NEITHER CHINA nor the United States can afford a trade war. These two giant powers may resort to bluster and brinksmanship, as they did in the run-up to a predictable agreement curbing China's massive piracy of U.S. film, recording and software copyrights. But their relationship is too important to permit a full-scale trade war.

Much the same can be said about Washington's annual threats -- abandoned again yesterday in the House -- to China's access to the U.S. market by denying it "most-favored nation" (MFN) trade status. Or China's periodic agitation over Taiwan, a "renegade province" that in fact is a major commercial and financial entrepot for China.

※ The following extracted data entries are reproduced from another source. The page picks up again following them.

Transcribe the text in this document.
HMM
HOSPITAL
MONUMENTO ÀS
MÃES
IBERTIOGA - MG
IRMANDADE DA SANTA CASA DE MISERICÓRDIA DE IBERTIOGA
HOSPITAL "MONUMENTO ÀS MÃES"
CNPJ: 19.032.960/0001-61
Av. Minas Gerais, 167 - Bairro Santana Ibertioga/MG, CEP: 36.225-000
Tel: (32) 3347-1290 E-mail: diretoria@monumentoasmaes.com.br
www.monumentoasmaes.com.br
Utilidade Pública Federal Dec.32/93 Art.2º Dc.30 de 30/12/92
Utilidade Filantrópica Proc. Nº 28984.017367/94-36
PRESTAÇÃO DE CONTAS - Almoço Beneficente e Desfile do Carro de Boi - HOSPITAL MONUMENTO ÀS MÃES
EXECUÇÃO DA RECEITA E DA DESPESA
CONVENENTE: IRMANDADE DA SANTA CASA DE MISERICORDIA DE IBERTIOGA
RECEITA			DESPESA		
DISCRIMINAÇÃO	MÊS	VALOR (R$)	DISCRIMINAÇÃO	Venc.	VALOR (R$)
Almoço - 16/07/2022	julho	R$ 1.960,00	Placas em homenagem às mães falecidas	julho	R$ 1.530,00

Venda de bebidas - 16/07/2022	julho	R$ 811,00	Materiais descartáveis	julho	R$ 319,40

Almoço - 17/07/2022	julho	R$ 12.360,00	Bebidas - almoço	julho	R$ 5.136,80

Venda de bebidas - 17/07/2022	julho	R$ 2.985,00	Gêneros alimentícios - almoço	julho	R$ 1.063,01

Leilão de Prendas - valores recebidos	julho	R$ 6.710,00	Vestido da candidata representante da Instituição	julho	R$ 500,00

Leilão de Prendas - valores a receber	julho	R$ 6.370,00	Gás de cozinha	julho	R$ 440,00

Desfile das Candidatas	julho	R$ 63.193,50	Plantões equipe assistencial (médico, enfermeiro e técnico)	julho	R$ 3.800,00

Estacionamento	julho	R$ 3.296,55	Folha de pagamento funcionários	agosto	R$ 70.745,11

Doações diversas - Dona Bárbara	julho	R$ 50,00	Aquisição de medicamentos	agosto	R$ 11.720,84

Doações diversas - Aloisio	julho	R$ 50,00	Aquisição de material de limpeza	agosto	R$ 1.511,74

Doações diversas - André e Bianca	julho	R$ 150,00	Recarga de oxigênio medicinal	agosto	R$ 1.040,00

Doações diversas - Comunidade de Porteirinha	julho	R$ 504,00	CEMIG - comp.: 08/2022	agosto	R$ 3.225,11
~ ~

This is no argument for indifference toward the real conflicts of interests that are bound to afflict nations of continental size. But it is an argument that the mutual interests of China and the U.S. -- and there are many -- should not be overshadowed by manageable frictions.

During the negotiations that led to the accord on intellectual property safeguards, a cause enthusiastically promoted by the powerful American entertainment industry, U.S. business interests ranging from toy and textile importers to auto and aircraft exporters put pressure on Washington not to allow the dispute to get out of hand. (Indeed, McDonnell Douglas is threatened with billion-dollar losses to European competitors.) No doubt similar tensions were prevalent Chinese-style in China, a country that sends 40 percent of its exports to the U.S. and runs up a huge trade surplus.

Fifteen months ago, China and the U.S. crafted a landmark agreement to stop the theft of U.S. intellectual property. Little happened. So this latest pact is really just an attempt at enforcement. Will pirate factories operating under military protection and paying off local authorities docilely submit? Don't count on it. Perhaps a year from now another pact will be needed to enforce the pact just drawn up to enforce the unenforced 1995 pact.

This is not said to belittle a necessary process. On the contrary. Both China and the United States need constant adjustment of their absolutely vital relationship. Examples: Less Chinese obstreperousness and belligerency. More U.S. accommodation on permanent MFN status and Beijing's admission to the World Trade Organization.

Nothing will ever be easy or cozy, Nixon-era romanticism notwithstanding. But tough-minded leadership in both countries, with a firm grip on a global perspective, should see to it that mutual interests prevail.